In response to another recommendation, from next Monday at two separate centres we will run time-limited pilots on relationship breakdown, because hon. Members rightly referred to the fact that if one’s relationship breaks down, the last thing one thinks is, “Goodness me, I must ring HMRC to let them know my tax position.” The tax credit system copes with that situation by allowing payments to run on and then by backdating the claim, but we are exploring ways in which we can deal with the issue. We are also using proactive questioning about changes in circumstances, so that our material is much more timely, specific and able to deal with the very points that hon. Members have raised today.

The tax credit system has helped families enormously, and with child care in particular. There are issues that must be addressed, and I am grateful for the continuing assistance not only of the Treasury Committee, but of other Committees and of hon. Members. I assure them that progress is being made.

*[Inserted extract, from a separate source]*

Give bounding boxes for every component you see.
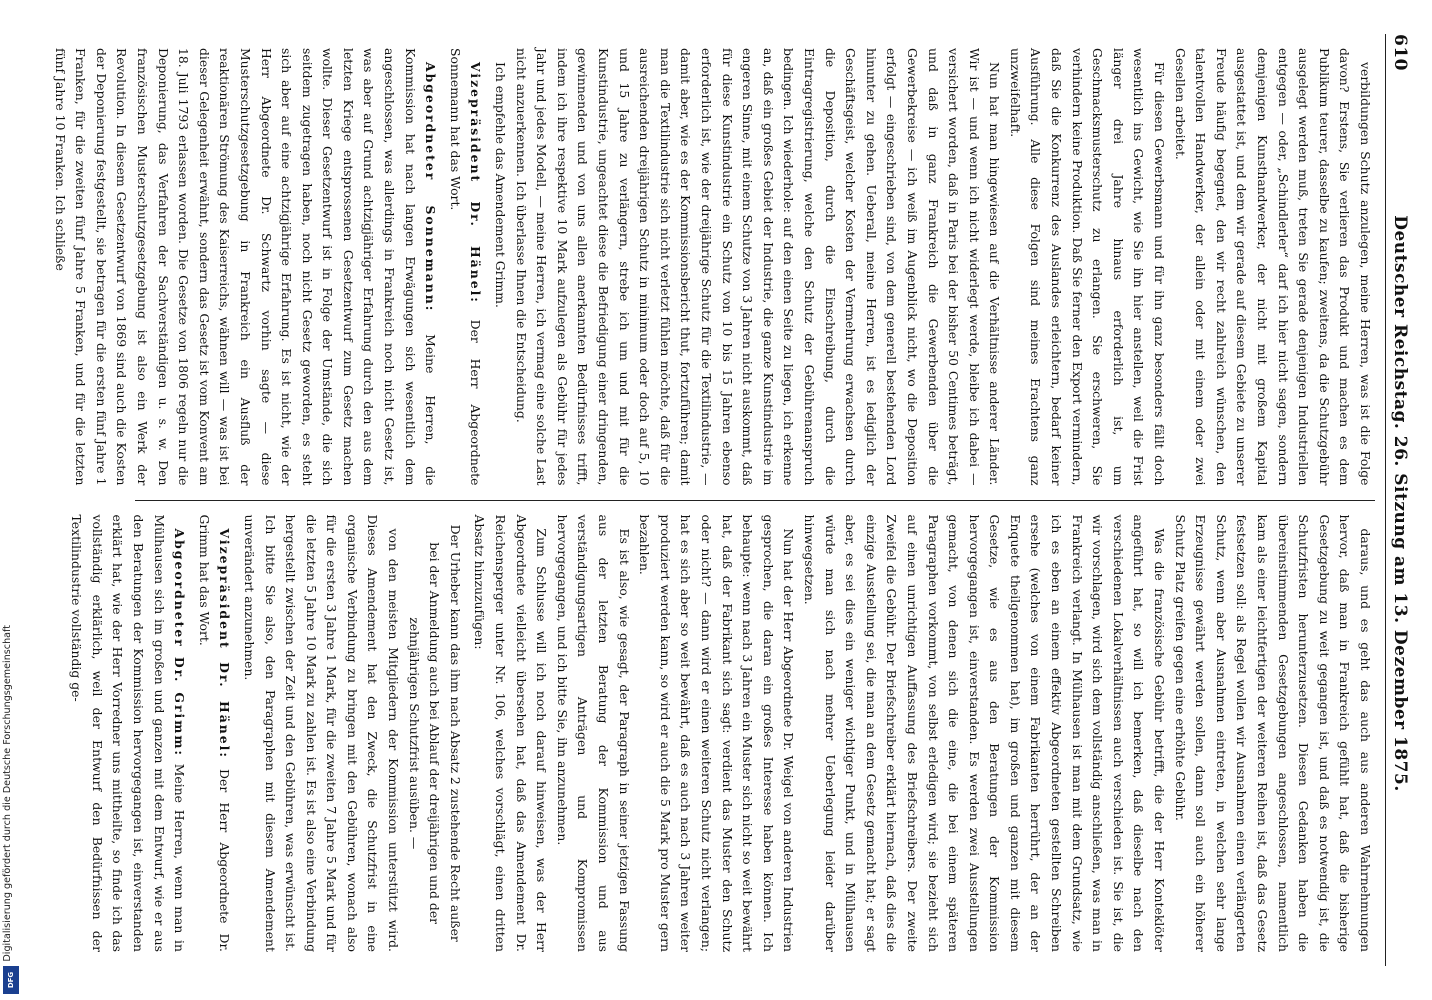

With that leave, I shall reply briefly to the debate that you have so ably chaired, Mr. Marshall.

I am grateful to all who have participated, including the four Treasury Committee colleagues who have attended today’s debate. They all made important points. The hon. Member for Leeds, East (Mr. Mudie) pressed his point on appeals, to which I am sure we will return. My hon. Friend the Member for North Thanet (Mr. Gale) spoke of his own preference for fixed awards, and it is interesting that it has never been definitively ruled out. The hon. Member for South Derbyshire (Mr. Todd) drew attention to some of the management weaknesses in the tax credit system, and my hon. Friend the Member for South-West Hertfordshire (Mr. Gauke) pressed the Government on the scale of the error, to which we will no doubt return.

The hon. Member for Inverness, Nairn, Badenoch and Strathspey (Danny Alexander) referred not only to our criticisms, but to those of the ombudsman, and he added a menu of his own suggestions for reforming the system, which we will want to study in more detail. My hon. Friend the Member for Rayleigh (Mr. Francois) developed a harsher critique, and if I have him right, he made the important allegation that HMRC is now under pressure to recoup the increased cost of the disregard through the harsh decisions that it now takes. The Paymaster General then did her best to defend the case that she has to defend.

This has been an important debate on tax credits, and it will clearly not be the last. Given the scale of the tax credit system, its importance in helping people back into work, which we have accepted, and its huge cost to the Exchequer, the onus is still firmly on the Government, HMRC and the Minister responsible to make it work more efficiently and effectively. Some progress has clearly been made, but there is a long way to go. Further reforms of the system will be needed, and I assure the Paymaster General that the Treasury Committee will continue to keep an eye on it.

Question put and agreed to.

Adjourned accordingly at twenty-eight minutes past Five o’clock.